一年間、療育施設で過ごすと、クラスの子どもたちの特徴や施設にはどういった遊びがあり、準備や実施方法なども色々と学ぶことができました。また、春夏秋冬といった一年の過ごしや行事なども体験できました。一年間の過ごしの見通しをもつことができました。

そして、他の職員とのコミュニケーションも増え、チームで何かをやり遂げる達成感が得られたり、チームで問題を解決していくという意識も高まってきた一年間だったかと思います。

一年間を通して何よりも学べたことは、子どもたちの個々の特徴を私なりに理解できた(未熟ではありますが)という実感です。当初、課題としていた関係性の構築なども一人ひとり少しずつ進んだという実感はあります。
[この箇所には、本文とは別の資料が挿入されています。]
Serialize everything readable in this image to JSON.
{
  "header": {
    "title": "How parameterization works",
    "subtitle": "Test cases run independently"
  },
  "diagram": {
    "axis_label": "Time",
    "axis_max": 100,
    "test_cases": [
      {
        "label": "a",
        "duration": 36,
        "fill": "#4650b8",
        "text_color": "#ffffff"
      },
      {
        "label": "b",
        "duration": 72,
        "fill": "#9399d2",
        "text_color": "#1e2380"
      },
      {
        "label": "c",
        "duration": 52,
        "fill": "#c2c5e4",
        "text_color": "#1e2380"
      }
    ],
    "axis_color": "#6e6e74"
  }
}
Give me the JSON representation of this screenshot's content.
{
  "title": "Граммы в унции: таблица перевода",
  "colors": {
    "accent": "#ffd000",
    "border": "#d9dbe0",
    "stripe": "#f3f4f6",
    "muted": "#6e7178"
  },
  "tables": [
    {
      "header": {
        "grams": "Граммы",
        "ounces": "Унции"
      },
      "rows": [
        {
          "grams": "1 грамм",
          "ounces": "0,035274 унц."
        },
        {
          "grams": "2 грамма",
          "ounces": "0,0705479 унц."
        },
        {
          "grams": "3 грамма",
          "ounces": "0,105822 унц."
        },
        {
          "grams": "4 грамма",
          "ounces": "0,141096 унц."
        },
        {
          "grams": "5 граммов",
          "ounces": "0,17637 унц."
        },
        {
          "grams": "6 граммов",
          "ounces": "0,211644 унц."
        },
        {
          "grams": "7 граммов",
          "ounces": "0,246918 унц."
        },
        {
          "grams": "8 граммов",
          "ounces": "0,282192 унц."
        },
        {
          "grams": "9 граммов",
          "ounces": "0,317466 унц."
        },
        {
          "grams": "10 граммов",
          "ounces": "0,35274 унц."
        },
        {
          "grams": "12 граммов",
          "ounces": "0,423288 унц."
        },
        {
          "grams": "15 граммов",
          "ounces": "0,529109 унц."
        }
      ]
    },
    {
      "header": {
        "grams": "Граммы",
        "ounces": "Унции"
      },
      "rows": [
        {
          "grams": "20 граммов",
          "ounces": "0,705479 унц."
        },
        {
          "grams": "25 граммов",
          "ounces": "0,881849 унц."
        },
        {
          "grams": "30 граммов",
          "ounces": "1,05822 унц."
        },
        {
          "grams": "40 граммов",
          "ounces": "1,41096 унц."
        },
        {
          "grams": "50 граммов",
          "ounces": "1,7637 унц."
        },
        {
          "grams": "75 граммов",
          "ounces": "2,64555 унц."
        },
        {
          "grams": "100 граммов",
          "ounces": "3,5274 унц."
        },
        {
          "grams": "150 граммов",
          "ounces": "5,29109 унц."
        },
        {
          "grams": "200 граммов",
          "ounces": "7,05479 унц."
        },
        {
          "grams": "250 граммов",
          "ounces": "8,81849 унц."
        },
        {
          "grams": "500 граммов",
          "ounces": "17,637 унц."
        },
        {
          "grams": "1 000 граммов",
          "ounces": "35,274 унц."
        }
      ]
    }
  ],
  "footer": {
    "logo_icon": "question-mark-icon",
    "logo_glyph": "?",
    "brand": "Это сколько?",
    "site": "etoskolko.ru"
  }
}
もちろん平坦な道のりではなくその過程に様々なことが起きましたが・・・。

関係性の面でやはり重要なのは子どもにとって安心感となる存在です。

安心感となる存在になるためには、子どものことをよく理解しないと難しいと感じます。何が好きで嫌いか、得意なこと苦手なことは何か、今どういった発達段階にあるのかなどの理解です。こうしたことを日々、体験から考えることがとても大切なのだと思います。
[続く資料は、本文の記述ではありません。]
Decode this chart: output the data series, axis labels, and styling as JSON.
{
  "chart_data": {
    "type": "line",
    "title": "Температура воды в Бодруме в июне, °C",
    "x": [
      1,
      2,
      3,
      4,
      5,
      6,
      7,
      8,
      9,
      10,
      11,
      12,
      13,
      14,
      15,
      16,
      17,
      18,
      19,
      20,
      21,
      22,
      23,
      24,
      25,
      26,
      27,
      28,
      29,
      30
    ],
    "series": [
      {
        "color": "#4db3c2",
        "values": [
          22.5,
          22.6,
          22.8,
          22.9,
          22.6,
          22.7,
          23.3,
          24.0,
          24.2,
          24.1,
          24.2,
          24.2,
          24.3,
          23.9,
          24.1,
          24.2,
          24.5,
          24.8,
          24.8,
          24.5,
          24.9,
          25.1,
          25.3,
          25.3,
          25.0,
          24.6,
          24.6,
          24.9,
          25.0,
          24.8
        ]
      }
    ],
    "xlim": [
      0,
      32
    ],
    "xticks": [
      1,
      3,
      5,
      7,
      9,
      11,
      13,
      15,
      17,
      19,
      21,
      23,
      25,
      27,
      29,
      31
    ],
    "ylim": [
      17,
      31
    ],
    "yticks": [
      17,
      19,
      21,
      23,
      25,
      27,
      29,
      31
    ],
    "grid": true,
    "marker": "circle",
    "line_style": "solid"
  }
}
私は遊びを主として、クラスの子どもたちとたくさん関わる時間を持つことができました。その中には、思うようにいかない、うまくいかないなど、決して楽しい体験だけではありません。喜怒哀楽、様々な感情が子どもも私もクラス全体としても共有できたことが素晴らしい時間だったと思います。
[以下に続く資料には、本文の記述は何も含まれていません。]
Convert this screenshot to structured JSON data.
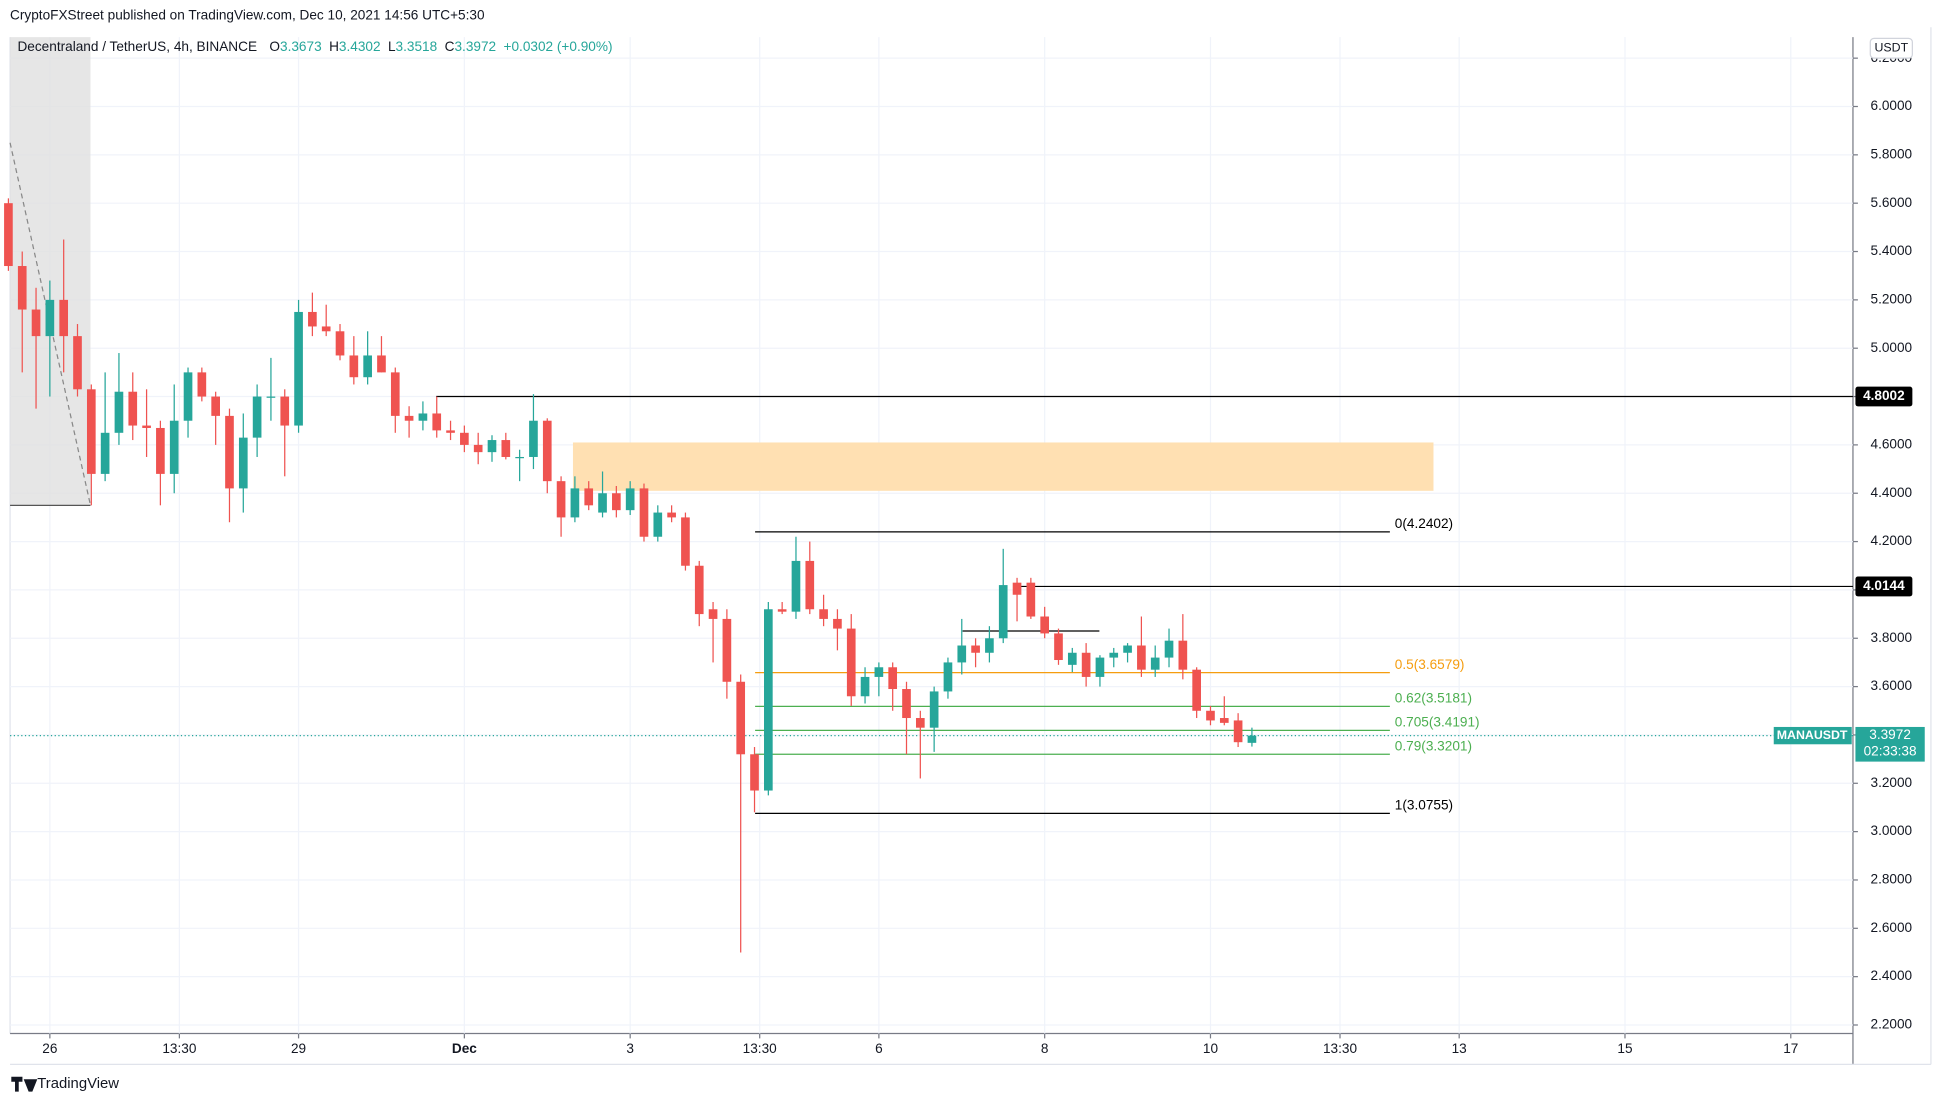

そういった意味ですれ違いもとても重要です。お互いに人は異なる様々な人格であるため、それぞれの思いや意図が理解できない、食い違うことは多くあります。そこを考えることはとても重要であり、だからこそ、思いが共有できた時には喜びも大きいのだと思います。

また、当初うまくいかなかった関わり方も子どもたちと関わる頻度が増すごとに少しずつできるようになってきました。こうしたことも、今の自分はうまくできていない、だからこそできるようになりたいという問題意識が重要なのだと振り返ってみて痛感します。

私が療育施設で最初に経験した一年間は、障害特性や発達段階という専門的な知識の理解よりも、人として相手を尊重すること、大切にすること、理解しようと努力することなど、非常に基本的なところを強く考えさせられた年だったように思います。

こうして感じたことは、時々、振り返らないと枯れてしまうもののようにも思えます。ですので、私は過去の心境を振り返ることを時々するようにしています。

このように一年間、子どもたちとの過ごしを通して人として当たり前なことを深く感じ学ぶことができたと思います。

一方で課題も当然あります。それはもちろん専門性です。

障害のある子の発達は多様です。障害特性や発達段階など非常にケースごとに専門的な知識が必要になると当時強く感じました。今はさらに強く感じています。

私が療育施設での一年を通して考えた課題は、この領域の専門的知識を次年度は本格的に学ぼうと決めました。例えば、言葉を発する前に人はどのような発達過程があるのかなど非常に興味をもちました。また、自分が納得できかつ、現場に活用できる障害児に対する発達理論はあるのかなどの興味もわいてきました。

最初の一年も決して勉強していなかったわけではありませんが、一度、これまでの知識は手放し、現場に合った知識や理論を学び直す必要があると感じていました。それだけ、難しい領域であると現場を経験することで痛感しました。

それ以外にも、子どもたちが楽しめる遊びを考えるということも課題でした。

一年で、多くの遊びや子どもたちへの関わり方を学ぶことができましたが、まだまだ未熟でしたので、より進化・発展したいという気持ちが強くなりました。

これも遊びを通して子どもたちは成長するということを私なりに実感できた経験があってこそだと思います。

そして、こうした課題を他の職員へ発信することも大切だと思いました。療育現場はチームで連携して行う面が強いため、他の人の意見を聞きながら、自分が学んだことや気づきを伝えることも同時に必要だと感じました。

以上が簡単にではありますが、療育施設の最初の一年で学んだことと今後の課題です。

経験からの学びや課題を整理することはとても大切だと思います。

今後もより良い発達理解と発達支援に向けて日々目的意識を持ちながら行動していきたいと思います。

最後まで読んでいただきありがとうございました。